Guatemala,  (PL)  La justicia especializada con enfoque de género en Guatemala le debe mucho a la magistrada de la Corte Suprema de Justicia (CSJ), Thelma Aldana, quien debió sortear las justificaciones expresadas por algunos para que desistiera de ese objetivo.  

En diálogo con Prensa Latina, la expresidenta de la CSJ de 2011 a 2012, manifestó sentirse orgullosa por haber sido perseverante en el logro de su meta: implementar  los juzgados y tribunales que analizan casos de violencia hacia la mujer en Guatemala, “un país de una estructura patriarcal profunda”.    

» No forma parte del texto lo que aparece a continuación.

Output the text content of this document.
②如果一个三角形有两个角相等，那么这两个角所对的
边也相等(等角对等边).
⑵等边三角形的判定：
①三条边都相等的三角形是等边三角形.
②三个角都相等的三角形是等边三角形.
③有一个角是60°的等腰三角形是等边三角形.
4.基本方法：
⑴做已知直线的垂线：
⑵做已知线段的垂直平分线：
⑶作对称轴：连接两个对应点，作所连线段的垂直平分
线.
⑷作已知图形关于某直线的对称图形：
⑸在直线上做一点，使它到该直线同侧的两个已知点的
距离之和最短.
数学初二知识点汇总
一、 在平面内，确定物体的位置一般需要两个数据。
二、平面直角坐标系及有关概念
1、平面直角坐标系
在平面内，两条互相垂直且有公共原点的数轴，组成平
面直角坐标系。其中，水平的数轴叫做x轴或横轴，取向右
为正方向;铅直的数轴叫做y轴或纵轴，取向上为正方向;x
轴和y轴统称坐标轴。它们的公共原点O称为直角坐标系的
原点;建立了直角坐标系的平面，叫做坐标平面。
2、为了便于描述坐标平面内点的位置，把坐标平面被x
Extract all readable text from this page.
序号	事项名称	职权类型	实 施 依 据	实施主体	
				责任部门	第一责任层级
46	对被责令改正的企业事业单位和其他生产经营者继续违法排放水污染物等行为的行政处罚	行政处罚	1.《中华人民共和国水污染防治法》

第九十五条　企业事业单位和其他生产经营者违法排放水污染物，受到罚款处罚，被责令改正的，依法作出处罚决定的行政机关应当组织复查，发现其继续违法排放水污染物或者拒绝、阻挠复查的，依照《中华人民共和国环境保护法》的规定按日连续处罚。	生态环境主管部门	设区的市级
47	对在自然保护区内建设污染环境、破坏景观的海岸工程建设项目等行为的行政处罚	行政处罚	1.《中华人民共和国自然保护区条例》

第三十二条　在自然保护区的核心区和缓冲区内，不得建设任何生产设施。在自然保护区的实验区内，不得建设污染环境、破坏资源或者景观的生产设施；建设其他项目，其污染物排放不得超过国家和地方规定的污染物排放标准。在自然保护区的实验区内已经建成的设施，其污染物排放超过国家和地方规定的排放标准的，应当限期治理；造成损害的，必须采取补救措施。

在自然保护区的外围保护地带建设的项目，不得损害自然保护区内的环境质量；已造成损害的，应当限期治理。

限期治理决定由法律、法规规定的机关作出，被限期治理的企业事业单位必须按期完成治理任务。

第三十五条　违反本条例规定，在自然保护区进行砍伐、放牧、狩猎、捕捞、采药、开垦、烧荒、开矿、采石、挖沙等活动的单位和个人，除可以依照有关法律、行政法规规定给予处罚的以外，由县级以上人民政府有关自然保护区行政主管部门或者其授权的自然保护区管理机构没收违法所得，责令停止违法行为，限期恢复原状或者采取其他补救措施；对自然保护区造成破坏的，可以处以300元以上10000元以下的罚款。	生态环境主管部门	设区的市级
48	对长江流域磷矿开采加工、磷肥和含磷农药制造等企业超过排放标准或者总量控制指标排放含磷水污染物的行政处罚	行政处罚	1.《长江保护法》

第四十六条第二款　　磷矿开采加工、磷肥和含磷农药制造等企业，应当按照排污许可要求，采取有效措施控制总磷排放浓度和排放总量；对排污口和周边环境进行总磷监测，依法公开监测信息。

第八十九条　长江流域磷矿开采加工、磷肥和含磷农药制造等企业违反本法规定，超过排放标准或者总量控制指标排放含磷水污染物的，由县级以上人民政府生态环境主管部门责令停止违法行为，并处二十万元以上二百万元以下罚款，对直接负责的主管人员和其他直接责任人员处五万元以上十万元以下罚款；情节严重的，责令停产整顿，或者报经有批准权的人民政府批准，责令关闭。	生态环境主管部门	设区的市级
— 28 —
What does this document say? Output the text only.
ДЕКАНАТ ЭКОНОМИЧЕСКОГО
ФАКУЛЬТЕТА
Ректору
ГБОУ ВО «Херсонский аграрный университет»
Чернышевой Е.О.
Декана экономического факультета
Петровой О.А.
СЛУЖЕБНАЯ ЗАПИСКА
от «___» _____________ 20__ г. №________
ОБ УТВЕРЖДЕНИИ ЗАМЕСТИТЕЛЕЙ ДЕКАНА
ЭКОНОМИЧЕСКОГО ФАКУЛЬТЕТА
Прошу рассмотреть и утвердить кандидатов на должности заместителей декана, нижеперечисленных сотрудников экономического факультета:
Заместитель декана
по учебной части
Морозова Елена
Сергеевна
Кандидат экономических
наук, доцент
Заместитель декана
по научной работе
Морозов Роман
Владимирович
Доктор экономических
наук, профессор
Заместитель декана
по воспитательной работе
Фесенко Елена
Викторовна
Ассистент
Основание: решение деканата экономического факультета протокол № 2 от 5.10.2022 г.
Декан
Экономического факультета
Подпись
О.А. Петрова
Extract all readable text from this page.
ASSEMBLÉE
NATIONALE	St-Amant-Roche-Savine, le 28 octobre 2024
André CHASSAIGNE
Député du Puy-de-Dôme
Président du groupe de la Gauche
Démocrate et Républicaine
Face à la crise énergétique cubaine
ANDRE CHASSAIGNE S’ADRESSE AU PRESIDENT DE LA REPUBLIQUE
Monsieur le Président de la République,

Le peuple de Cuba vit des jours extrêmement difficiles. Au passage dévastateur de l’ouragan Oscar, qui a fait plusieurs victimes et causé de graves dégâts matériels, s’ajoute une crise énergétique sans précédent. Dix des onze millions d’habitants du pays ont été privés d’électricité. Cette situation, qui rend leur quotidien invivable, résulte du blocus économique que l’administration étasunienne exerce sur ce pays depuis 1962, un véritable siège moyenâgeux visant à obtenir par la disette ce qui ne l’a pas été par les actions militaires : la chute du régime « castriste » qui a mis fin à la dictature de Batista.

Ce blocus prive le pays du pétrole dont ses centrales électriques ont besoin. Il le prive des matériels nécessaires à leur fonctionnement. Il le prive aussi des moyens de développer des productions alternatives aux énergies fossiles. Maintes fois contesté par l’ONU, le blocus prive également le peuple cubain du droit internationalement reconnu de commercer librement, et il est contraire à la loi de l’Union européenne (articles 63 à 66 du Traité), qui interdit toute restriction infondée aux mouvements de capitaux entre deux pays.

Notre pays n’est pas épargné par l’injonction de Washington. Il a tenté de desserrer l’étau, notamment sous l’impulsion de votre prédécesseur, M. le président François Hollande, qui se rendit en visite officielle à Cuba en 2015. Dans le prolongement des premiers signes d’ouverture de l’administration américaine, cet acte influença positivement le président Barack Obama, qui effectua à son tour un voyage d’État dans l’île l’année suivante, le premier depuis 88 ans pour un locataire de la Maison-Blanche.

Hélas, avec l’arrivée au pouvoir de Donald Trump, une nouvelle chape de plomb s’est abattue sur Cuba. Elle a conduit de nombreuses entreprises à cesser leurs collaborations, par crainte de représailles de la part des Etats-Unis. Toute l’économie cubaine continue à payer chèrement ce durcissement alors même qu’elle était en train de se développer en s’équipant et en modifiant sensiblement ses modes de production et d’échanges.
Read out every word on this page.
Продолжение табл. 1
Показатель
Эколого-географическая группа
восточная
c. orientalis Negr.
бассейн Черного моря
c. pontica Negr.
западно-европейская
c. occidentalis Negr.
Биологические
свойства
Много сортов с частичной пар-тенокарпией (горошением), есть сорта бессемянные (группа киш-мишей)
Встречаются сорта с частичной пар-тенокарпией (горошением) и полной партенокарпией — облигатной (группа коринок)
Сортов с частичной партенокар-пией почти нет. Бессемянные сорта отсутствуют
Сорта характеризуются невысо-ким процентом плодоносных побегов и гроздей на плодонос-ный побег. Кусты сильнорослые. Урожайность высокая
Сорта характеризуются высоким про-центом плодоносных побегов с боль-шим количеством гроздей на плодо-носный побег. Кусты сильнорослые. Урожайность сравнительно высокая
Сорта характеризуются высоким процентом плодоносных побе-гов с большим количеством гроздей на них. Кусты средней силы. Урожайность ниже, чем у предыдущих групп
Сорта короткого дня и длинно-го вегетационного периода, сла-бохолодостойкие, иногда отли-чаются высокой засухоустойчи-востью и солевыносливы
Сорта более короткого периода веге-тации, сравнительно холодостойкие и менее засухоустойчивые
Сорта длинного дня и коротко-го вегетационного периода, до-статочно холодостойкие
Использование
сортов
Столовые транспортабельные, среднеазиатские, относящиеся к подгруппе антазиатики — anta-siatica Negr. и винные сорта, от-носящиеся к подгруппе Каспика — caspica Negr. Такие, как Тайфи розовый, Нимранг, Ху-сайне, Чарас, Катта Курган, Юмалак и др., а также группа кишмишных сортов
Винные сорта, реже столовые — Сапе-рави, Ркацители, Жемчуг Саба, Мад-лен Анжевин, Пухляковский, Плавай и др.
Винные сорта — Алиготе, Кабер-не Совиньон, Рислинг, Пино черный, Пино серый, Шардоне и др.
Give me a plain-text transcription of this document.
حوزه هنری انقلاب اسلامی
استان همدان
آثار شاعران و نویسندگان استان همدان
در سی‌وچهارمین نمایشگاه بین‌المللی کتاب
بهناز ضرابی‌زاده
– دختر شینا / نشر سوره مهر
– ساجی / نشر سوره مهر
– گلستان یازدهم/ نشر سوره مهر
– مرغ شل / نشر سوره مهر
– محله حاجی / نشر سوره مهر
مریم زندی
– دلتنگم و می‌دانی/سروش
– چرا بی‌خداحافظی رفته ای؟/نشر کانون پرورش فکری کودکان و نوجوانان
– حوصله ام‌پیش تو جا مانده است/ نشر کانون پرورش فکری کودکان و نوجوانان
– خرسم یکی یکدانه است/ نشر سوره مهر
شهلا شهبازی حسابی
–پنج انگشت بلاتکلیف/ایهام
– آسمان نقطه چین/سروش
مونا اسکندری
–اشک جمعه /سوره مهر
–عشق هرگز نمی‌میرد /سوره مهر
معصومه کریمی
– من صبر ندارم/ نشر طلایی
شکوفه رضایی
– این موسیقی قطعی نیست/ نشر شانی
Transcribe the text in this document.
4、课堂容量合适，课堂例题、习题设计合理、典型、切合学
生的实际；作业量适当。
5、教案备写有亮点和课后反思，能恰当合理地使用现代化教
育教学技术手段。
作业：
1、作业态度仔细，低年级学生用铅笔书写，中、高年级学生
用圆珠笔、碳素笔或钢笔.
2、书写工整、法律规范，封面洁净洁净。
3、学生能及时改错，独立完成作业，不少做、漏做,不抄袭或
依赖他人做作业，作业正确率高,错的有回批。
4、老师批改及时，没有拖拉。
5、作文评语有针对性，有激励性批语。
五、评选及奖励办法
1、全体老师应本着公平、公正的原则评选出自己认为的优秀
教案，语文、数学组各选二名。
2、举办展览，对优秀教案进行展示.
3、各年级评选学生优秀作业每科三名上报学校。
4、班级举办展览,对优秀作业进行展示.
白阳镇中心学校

A su juicio, las de sexo femenino han sido subordinadas y marginadas en esta nación centroamericana.    

La estructura patriarcal, subrayó, utiliza la violencia como una forma de hacerle entender a la mujer que debe ser sumisa, obediente y dedicarse a los asuntos privados de su casa, sin que pueda desarrollarse como ser humano, mientras sufre en silencio.  

La también Máster en Derecho Civil y Procesal Civil, comenzó su carrera profesional en 1981 como conserje del Juzgado de Familia de Quetzaltenango (suroccidente) y a partir de su experiencia en defensa de la equidad de género, publicó este año su ensayo Los retos de la esperanza.   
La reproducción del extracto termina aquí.